Friday, November 29, 2013

Aligned data transfer, or Why Headers Must Come Last

When a program on computer A wants to send data to a program on computer B, the data undergoes a series of nested transformation where, at each stage, a header is prepended to the data. Prepending is costly because data must be copied to a new location in order to make space when inserting, or to eliminate space when removing headers, assuming the alignment of data in the destination is important. Alignment is important because of the way memory system is divided into pages, and the way permanent storage is divided into sectors.

The current protocol stack design relies on prepending so much that any implementation inevitably performs a lot of data copying. Copying data is detrimental to performance because of wasted CPU cycles and memory bandwidth. If headers come after the payload, we can append and remove off headers easily with simple memory management, all without affecting payload alignment.
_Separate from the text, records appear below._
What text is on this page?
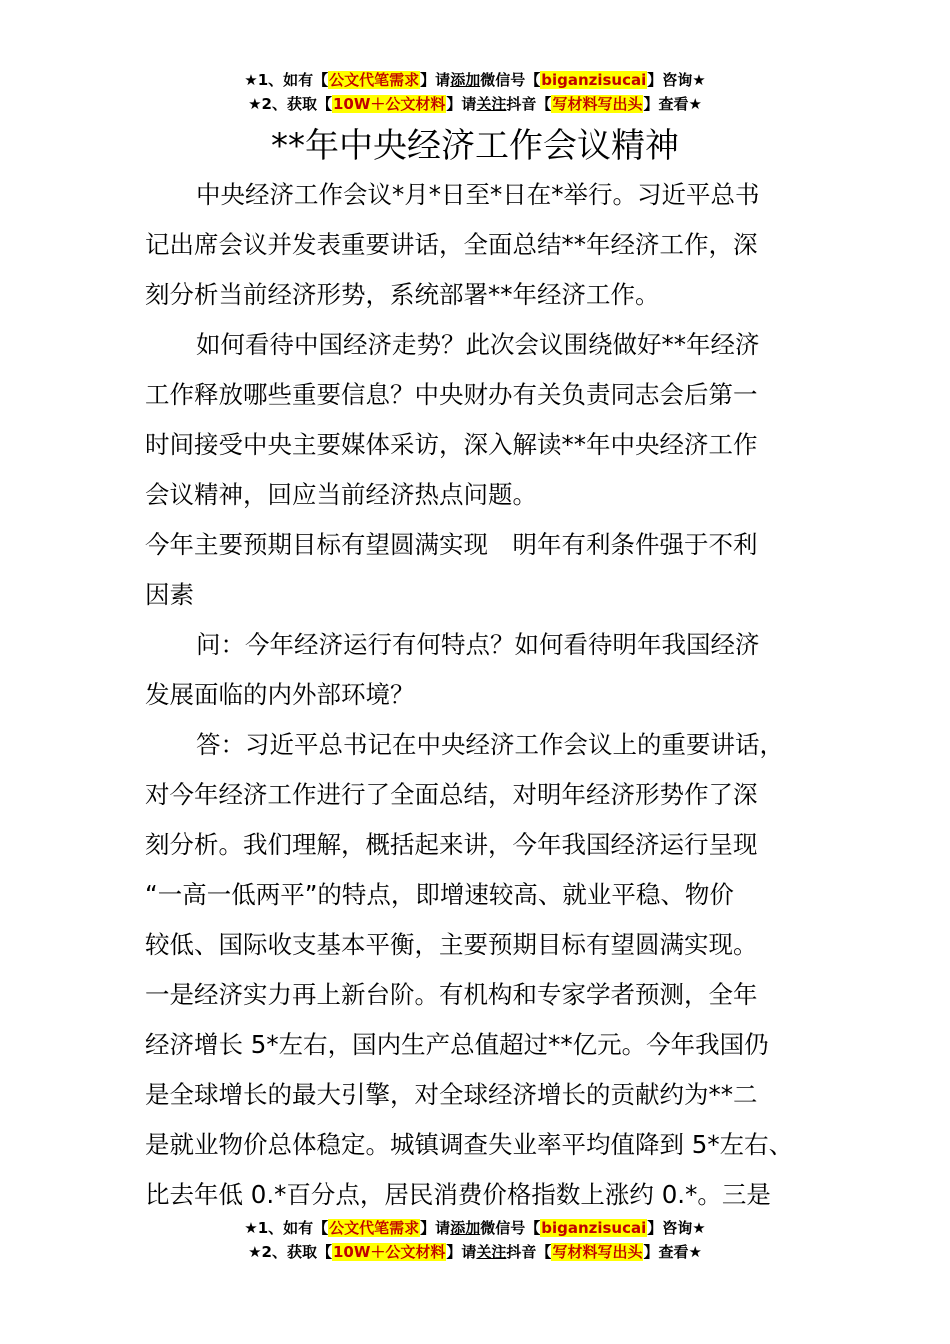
★1、如有【公文代笔需求】请添加微信号【biganzisucai】咨询★
★2、获取【10W＋公文材料】请关注抖音【写材料写出头】查看★
**年中央经济工作会议精神
中央经济工作会议*月*日至*日在*举行。习近平总书
记出席会议并发表重要讲话，全面总结**年经济工作，深
刻分析当前经济形势，系统部署**年经济工作。
如何看待中国经济走势？此次会议围绕做好**年经济
工作释放哪些重要信息？中央财办有关负责同志会后第一
时间接受中央主要媒体采访，深入解读**年中央经济工作
会议精神，回应当前经济热点问题。
今年主要预期目标有望圆满实现　明年有利条件强于不利
因素
问：今年经济运行有何特点？如何看待明年我国经济
发展面临的内外部环境？
答：习近平总书记在中央经济工作会议上的重要讲话，
对今年经济工作进行了全面总结，对明年经济形势作了深
刻分析。我们理解，概括起来讲，今年我国经济运行呈现
“一高一低两平”的特点，即增速较高、就业平稳、物价
较低、国际收支基本平衡，主要预期目标有望圆满实现。
一是经济实力再上新台阶。有机构和专家学者预测，全年
经济增长 5*左右，国内生产总值超过**亿元。今年我国仍
是全球增长的最大引擎，对全球经济增长的贡献约为**二
是就业物价总体稳定。城镇调查失业率平均值降到 5*左右、
比去年低 0.*百分点，居民消费价格指数上涨约 0.*。三是
★1、如有【公文代笔需求】请添加微信号【biganzisucai】咨询★
★2、获取【10W＋公文材料】请关注抖音【写材料写出头】查看★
Header prepending is generally not a problem for the sender because network cards support gathering (i.e. vectored I/O) which incurs no cost for packet assembly, but the receiver cannot in general predict the header size. We can program the network card to scatter the payload to a well-aligned memory address only if we know the header size in advance.

Consider sending data as a typical TCP/IP packet. The data undergoes the following transforms:

  • Optional application-level encryption and integrity checking. This adds frame header to tell apart negotiation from data transmission, and also a cipher header. See TLS/SSL.
  • TCP header is prepended by the operating system to encapsulate the data within a logical stream socket, for establishment of connection, in-order delivery, and flow control.
  • IP header is prepended by the operating system for routing information, i.e. source and destination of the packet. Both IPv4 and IPv6 are in active use.
  • Other host-level encapsulation, e.g. VPN, PPPoE.
  • Depending on the link layer, either the network card or the OS would prepend a link layer header. This allows the communication hardware to identify itself over the medium.
  • Other encapsulation and decapsulation headers (e.g. MPLS, DOCSIS) are not visible to the operating system.
Predicting header size is hard primarily because of the dual-stack and host-level encapsulation. One can argue that because host-level encapsulation typically transmits data over slow and high-latency WAN links, performance is less of a concern. But think about the Internet backbone routers that might also need to encapsulate. Any saving in their CPU cycle and memory bandwidth is an increase in overall Internet performance.

If we append instead of prepend headers (of course header would be a misnomer now), headers can be removed by truncation. We still need gathering so that the operating system does not need to rely on the application to allocate sufficient buffer size to accommodate for all headers. Now the scattering only needs to focus on receiving a jumbo packet across multiple discontinuous memory pages.

Network technology can continue to scale, but with the current header prepending protocol design, this requires the CPU and memory technology to scale 2x or more than the network. This is unrealistic, so we must redesign the network protocols to append headers instead.